Holidays drain empty pocketbooks
Merry Christmas, everybody!
What? It’s a little early for Christmas, you say? I thought the same, until I noticed the astonishing number of Christmas lights already up around town, and the multiple Detroit radio stations emitting exclusively holiday cheer from their towers.
I apologize for the lateness of this story. By ration of the world around me, it should have been reluctantly published in March for it to be truly relevant.
Christmas starts earlier every year. I agree it’s the biggest holiday, especially for those that have severed the religious ties from the 25th and only scramble for gifts and eggnog.
It’s irrational, however, to start celebrating the spirit in late October.
An elderly woman came into my place of employment last week, rocking her god-forsaken pine green and menstrual red Christmas sweater, on one of the sunniest and warmest days November would have.
The sheer nerve of her made me want to ask if she took Wednesday’s medication on Tuesday and if that was the reason for her misconception of space and time.
I refrained though, only screaming curse words that will prevent me access to Heaven when she left.
Just kidding, there’s no way I’d get in even if I scalped tickets.

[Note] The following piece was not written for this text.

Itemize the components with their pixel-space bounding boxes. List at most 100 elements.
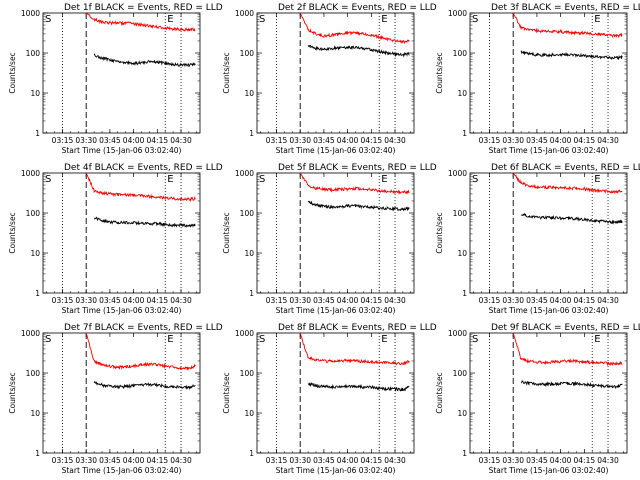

People sure as hell don’t give a hoot about Halloween anymore, I know this from the stunning prominence of Christmas lights already lining gutters of colonials in the middle of October.
I had at neighbor near my old house who, like clockwork, would be out at dawn after Halloween setting up his yard for his Christmas display.
Well he used to, until some 22-year-old on a rum rampage decided to pee on Santa and decapitate Rudolph.
My family is even in on this nonsense. I got my annual e-mail for my randomly selected present partner already.
Last month.
Those people should dread the single day a year they have to endure my inebriated ramblings of the deviations of the world, not incite it.
As always, Detroit radio frequencies 105.1 and 100.3 followed up Monster Mash with hoards of Christmas crap at 12:01 A.M. Nov. 1.
Good gravy, 105.1 is now dubbing themselves Christmas 105.1. They even have a Twitter handle with the same ID. The amount of jolly Detroiters feeling prematurely festive baffles me senseless.
I know I sound like the Grinch, but I’m not against celebrating the holiday. No, the thing I find disgust in is this rapid-fire commercialism in our economically depressed economy.
Spend, spend, spend, spend, spend. I owe a lot of gratitude for the invention of digital video recording, because I see a whirlwind of snowflakes and tinsel as I plow through Black Friday advertisements.
Black Friday itself needs to become a week ordeal with how depressed the economy is. More cheap deals for the people, hospitals overflow with trampled shoppers, it’s a win-win for everybody.
With all the spirit this holiday musters up, a lot of people can’t comply the way they used to. A wide-eyed child absorbs so much information from television that their expectations are farther through the roof than Santa Claus can get.
It has been reported Jolly Old Saint Nick has filed for bankruptcy and the elves are occupying the North Pole.
I feel my cries for change are far too late, and way too under the radar to make any significant impact.
Just forewarn the young ones in their life the most expensive gift they’ll receive in their life is a used Nintendo 64 and Pilotwings. If they’re lucky, the parents will throw in the rumble pack.
So happy holidays to all, a month and a half early.
Maybe next year an article about the holidays can get published in September.